Wir fuhren also voll stolzer Erwartung nach Churchill. Wenn wir auch nicht gerade einen Faktor der Kompanie in Dreispitz und Schleppsäbel am Zuge erwarteten und ein Fort mit Kanonen und Pallisaden, so doch immerhin einen wohlvorbereiteten Empfang in einem eindrucksvollen Gebäude. Schließlich war Churchill der wichtigste Posten der Kompanie an der Hudsonbucht. Hier stand ihr Fort Prince of Wales, neben Quebeck die stärkste Feste auf dem amerikanischen Kontinent.

Aber als wir in Churchill ankamen, war da buchstäblich nichts! Kein Bahnhof, keine Stadt und kein Hudsonbay-Company-Vertreter. Nur der Riesenbau des Getreide-Elevators erhob sich gespenstisch weiß zu unheimlicher Höhe.

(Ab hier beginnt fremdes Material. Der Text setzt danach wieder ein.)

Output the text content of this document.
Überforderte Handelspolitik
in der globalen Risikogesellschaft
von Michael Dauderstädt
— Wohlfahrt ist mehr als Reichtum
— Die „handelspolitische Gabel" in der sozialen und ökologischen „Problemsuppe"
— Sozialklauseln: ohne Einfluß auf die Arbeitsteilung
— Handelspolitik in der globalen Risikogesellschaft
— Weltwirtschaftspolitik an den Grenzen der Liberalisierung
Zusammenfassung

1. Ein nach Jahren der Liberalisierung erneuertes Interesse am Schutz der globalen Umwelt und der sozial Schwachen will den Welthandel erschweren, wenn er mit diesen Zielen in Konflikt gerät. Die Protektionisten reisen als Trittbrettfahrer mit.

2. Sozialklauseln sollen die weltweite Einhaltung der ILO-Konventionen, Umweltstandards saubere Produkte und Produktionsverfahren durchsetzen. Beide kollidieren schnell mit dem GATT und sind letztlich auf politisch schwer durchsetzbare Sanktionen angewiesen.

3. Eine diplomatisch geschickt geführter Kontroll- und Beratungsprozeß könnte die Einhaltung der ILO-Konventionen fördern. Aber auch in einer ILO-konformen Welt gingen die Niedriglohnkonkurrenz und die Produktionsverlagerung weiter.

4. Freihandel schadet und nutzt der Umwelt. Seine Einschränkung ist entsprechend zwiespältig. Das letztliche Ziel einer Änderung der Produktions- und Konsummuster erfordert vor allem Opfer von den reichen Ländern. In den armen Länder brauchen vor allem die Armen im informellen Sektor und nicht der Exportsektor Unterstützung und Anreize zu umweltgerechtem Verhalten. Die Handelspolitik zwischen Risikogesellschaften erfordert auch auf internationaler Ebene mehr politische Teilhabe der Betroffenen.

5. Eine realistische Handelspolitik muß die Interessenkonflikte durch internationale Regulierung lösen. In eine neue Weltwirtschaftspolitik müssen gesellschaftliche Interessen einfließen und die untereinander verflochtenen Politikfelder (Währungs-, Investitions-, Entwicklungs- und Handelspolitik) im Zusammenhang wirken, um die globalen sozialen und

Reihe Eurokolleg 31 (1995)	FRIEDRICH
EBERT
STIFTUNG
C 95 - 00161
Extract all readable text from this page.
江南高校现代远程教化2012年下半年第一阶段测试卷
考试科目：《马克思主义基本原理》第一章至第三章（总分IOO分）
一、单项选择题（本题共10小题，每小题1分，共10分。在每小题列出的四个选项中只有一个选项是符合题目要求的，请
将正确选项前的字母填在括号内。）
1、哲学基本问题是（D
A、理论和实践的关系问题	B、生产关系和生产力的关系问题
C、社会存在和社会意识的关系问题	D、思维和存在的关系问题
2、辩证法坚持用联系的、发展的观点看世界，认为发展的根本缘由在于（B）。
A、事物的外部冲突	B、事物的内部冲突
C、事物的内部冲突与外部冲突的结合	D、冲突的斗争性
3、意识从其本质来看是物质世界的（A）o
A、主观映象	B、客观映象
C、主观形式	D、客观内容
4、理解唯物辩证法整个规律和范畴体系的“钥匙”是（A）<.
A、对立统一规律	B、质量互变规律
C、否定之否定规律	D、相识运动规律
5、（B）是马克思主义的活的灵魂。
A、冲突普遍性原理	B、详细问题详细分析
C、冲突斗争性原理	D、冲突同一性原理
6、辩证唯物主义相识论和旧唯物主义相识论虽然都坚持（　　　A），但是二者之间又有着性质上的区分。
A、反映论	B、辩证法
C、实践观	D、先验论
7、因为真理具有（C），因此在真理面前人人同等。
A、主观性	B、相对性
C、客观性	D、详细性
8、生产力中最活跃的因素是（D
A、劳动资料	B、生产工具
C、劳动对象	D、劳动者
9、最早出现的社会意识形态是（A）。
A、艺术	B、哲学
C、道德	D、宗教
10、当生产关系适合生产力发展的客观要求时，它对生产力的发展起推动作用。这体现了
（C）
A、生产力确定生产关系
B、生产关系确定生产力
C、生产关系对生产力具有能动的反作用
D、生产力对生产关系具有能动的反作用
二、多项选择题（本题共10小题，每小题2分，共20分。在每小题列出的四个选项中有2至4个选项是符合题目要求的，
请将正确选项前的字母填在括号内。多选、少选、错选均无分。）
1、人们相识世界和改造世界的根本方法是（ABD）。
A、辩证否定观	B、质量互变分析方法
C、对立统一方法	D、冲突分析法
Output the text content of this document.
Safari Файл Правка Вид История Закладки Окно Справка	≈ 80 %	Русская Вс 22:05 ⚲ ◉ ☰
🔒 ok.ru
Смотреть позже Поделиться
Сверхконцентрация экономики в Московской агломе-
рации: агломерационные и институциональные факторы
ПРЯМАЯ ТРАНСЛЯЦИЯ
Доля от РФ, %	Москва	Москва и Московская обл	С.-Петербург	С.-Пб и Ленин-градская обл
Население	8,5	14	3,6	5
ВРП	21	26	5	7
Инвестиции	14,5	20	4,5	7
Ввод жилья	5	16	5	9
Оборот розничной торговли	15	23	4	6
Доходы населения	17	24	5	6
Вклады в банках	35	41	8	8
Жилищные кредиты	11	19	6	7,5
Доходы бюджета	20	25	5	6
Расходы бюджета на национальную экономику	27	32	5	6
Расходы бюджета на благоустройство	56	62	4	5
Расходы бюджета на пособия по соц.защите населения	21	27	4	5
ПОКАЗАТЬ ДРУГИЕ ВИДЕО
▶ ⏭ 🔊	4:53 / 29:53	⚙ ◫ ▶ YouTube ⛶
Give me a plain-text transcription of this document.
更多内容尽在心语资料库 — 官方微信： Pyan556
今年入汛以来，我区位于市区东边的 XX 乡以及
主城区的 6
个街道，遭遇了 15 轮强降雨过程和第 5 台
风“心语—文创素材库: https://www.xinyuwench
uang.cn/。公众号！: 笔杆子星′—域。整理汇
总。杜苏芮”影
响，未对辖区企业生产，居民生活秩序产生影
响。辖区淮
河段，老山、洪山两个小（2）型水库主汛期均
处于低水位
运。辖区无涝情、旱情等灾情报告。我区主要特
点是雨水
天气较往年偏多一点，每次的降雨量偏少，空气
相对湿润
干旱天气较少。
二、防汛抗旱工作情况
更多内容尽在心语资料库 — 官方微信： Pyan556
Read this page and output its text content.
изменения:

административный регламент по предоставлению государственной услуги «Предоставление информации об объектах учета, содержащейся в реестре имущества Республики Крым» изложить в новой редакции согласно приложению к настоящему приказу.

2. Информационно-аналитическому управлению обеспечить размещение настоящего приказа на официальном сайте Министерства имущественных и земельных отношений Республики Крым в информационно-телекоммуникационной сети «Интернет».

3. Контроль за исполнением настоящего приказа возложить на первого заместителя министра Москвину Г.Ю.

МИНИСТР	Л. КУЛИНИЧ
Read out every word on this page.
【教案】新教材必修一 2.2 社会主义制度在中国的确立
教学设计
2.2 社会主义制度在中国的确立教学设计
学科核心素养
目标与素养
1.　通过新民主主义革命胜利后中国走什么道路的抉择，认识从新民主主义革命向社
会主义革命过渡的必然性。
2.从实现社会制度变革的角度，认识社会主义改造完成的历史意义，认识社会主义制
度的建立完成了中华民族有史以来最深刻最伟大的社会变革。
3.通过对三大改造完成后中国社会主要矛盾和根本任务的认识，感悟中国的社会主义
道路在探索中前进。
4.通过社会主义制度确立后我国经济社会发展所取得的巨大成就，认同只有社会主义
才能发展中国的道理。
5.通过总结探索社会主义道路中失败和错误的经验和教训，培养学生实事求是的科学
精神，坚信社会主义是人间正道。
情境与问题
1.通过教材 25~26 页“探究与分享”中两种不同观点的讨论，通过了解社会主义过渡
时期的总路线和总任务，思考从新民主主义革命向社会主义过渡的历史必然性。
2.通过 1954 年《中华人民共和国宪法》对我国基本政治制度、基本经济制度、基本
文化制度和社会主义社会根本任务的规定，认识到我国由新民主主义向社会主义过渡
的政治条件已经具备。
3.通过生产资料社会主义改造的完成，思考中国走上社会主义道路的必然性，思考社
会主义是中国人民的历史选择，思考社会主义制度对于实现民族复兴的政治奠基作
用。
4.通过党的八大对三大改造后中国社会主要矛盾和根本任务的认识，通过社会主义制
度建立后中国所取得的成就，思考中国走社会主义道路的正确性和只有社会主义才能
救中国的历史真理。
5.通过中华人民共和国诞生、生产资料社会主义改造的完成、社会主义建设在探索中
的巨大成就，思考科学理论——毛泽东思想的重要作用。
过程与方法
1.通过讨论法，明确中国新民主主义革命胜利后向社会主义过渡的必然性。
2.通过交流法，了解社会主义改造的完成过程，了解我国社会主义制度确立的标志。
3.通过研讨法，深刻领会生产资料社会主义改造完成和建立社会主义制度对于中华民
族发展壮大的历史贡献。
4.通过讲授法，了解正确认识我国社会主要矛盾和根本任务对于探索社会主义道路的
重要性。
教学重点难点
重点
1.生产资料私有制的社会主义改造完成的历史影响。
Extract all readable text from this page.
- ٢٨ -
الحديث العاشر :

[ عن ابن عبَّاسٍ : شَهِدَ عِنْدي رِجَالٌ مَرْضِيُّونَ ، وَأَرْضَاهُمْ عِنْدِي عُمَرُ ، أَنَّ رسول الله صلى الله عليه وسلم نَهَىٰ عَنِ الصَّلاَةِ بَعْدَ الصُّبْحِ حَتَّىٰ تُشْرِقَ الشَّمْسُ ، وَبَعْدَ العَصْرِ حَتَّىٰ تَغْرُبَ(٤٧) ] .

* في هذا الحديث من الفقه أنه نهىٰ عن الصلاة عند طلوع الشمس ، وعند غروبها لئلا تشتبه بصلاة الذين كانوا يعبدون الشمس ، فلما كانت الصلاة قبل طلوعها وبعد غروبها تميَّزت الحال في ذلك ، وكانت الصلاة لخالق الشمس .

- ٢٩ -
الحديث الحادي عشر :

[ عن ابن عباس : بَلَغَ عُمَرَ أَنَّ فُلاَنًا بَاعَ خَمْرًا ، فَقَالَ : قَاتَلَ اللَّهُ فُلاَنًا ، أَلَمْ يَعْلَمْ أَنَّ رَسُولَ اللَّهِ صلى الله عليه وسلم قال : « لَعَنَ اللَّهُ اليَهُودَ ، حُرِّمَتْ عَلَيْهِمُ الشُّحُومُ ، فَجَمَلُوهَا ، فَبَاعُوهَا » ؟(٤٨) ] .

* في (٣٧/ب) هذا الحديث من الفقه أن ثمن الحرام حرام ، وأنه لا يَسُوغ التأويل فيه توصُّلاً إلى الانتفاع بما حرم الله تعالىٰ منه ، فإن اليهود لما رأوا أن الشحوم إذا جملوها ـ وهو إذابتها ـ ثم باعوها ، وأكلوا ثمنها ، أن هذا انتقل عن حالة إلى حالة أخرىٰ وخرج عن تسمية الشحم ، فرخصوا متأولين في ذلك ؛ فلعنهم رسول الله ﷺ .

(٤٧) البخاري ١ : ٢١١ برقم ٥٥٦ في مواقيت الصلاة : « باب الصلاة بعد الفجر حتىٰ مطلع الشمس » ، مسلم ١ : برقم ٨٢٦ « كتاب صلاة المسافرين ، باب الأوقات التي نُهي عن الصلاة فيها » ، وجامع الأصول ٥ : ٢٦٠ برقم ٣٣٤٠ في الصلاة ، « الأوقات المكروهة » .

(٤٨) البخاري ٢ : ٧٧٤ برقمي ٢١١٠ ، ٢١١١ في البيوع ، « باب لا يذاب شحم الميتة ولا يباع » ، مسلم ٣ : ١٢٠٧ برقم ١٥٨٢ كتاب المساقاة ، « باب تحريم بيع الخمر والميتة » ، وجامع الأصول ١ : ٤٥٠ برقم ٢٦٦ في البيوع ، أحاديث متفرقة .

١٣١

Wir standen im tiefen Sand

Wir standen im tiefen Sand des weiten, leeren Feldes, sahen dem Ausladen des Gepäcks zu und warteten, daß sich irgend jemand unserer annehmen würde. Inzwischen hatte der Heilsarmee-Sergeant, der mit uns gekommen war, seine Ziehharmonika herausgeholt und ein heiliges Lied nach der Melodie des letzten Gassenhauers angestimmt. Als er damit fertig war, forderte er uns auf, uns zu entscheiden, wo wir unsere Ewigkeit zubringen wollten, ob im Himmel oder in der Hölle.

Uns lag einstweilen die Frage näher, wo wir die Nacht zubringen sollten; wir hatten die Sommertemperatur an der Hudsonbucht doch überschätzt und fingen jetzt an, wo der Abend sank, in unsern dünnen Sommeranzügen zu frieren. Also wandte ich mich an einen der herumstehenden Männer und fragte ihn, ob er mir nicht sagen könnte, ob einer der Hudsonbay-Company-Vertreter hier sei.

»Sie wollen den Hudsonbay-Boy?« und er brüllte einen Namen über den Platz, den wir nicht verstanden.

Ein junger, blonder Mann in grauem Sweater, der die ganze Zeit in unserer Nähe gestanden hatte, drehte sich um. An den hatten wir allerdings nicht gedacht. So hatten wir uns einen »Gentleman-Abenteurer« nicht vorgestellt.

Er kam mit schlenkernden Bewegungen näher. Ja, wir wären angemeldet, und irgendwie und wo würden wir schon unterkommen. Vielleicht gäbe es auch noch etwas zu essen. Einstweilen sollten wir nur auf den Lastwagen steigen. Er käme später nach.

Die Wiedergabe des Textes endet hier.